Burkina Faso

Students rioting in Ouagadougou on 23 May

AFP/Gamma

Burkina’s capital, Ouagadougou, known to locals as ‘Ouaga’, retains the engaging feel of an overgrown village in a country still dominated by subsistence farming. It remains one of the poorest countries in the world but at the start of this year it seemed like an island of calm in a troubled region. While nearby countries in West Africa had undergone brutal civil wars, Burkina had sailed blithely on. After 24 years in power, President Blaise Compaoré was being billed as a regional peacemaker, despite his own distinctly murky reputation, and in the November 2010 election he won 80.2 per cent of the vote.

But then, out of the blue, Compaoré was hit by successive waves of opposition. The trouble started in February when a schoolchild was allegedly killed by police, setting off a wave of demonstrations by students across the country. In April the biggest mass protest for many years took place in the capital, over rising food prices partly derived from the ongoing conflict in Côte d’Ivoire.

More disturbing still for Compaoré was the mutiny in April by police and soldiers – including many from the élite presidential guard – protesting that the government had not paid their housing allowances. In Ouaga, 43 people were wounded by gunshots, women were raped, shops were ransacked and hotels were attacked. The home of presidential guard commander Gilbert Diendéré was razed to the ground. The mutiny spread to other cities – to Pô, Kaya and Tenkodogo – before Compaoré agreed to their demands and sacked his own government, appointing himself Minister of Defence.

But his troubles were by no means over. Traders whose property had been damaged by the rioting soldiers took to the streets, setting the ruling party’s headquarters on fire, and attacking the National Assembly and other key public buildings before their demands for compensation were met. In May, teachers entered the fray, striking in protest at the government’s failure to respond to their long-held grievances over allowances and overcrowded classrooms. Students took to the streets in support, and at one point offices in the education ministry were ransacked. In this case, too, the government eventually acceded to all the teachers’ demands.

Flag of Burkina Faso

Resentment has always bubbled beneath the surface in Burkina. Independence from France in 1960 was followed by a bewildering series of military coups that did little to help the country’s battle against chronic poverty. In 1983, however, the latest of those coups turned into one of Africa’s most promising revolutions, led by the inspirational Thomas Sankara, who is still revered well beyond the continent for his wisdom and idealism.

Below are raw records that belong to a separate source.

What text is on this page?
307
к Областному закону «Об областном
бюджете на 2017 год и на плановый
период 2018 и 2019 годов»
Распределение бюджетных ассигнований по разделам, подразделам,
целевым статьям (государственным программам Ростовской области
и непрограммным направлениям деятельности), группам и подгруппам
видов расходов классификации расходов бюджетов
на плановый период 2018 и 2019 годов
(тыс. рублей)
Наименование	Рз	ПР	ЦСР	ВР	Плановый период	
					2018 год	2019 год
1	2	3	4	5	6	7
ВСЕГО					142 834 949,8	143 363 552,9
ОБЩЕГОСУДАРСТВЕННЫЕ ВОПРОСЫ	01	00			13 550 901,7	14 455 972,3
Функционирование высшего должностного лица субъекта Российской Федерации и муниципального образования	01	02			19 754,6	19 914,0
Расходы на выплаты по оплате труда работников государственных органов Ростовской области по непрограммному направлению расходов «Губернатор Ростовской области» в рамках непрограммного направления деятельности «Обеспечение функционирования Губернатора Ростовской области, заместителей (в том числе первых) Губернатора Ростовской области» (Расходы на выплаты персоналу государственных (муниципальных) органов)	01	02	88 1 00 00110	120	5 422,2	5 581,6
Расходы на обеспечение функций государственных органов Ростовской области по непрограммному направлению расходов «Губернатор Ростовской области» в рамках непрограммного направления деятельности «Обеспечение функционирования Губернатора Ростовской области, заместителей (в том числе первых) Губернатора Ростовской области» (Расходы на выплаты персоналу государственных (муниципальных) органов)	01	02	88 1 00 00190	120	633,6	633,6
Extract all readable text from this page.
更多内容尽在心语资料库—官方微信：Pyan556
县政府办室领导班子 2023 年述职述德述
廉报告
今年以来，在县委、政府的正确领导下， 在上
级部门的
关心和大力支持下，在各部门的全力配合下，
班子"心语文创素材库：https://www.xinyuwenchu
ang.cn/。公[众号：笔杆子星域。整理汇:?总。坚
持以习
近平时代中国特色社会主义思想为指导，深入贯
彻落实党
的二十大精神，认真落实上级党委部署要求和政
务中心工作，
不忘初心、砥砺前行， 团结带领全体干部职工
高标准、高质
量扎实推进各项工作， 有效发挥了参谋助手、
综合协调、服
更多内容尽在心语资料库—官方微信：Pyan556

Sankara was assassinated in 1987 by his former friend and comrade-in-arms, Compaoré, who seized the presidency and proceeded to curry favour with the West by doing its neoliberal economic bidding. An inevitable byproduct has been a harbouring of massive wealth by a rich élite, many of whom, like Compaoré himself, now live in opulent mansions in a newly built section of the capital called Ouaga 2000. Corruption is an ever-growing problem – the newspaper Le Reporter uncovered huge loans secured by ministers from the nation’s social security fund to build themselves these ‘futuristic villas’. Sankara’s renaming of what used to be Upper Volta is beginning to seem like a curse – Burkina Faso means ‘land of the incorruptible’.

Compaoré has governed through patronage and the shrewd distribution of Western money while actively cultivating political apathy – in the November election only 1.6 million Burkinabès voted, out of a total population 10 times that size. But the genie of protest is now out of the bottle and Compaoré’s aura of invincibility has been shattered. Politics in Burkina has at long last come alive again.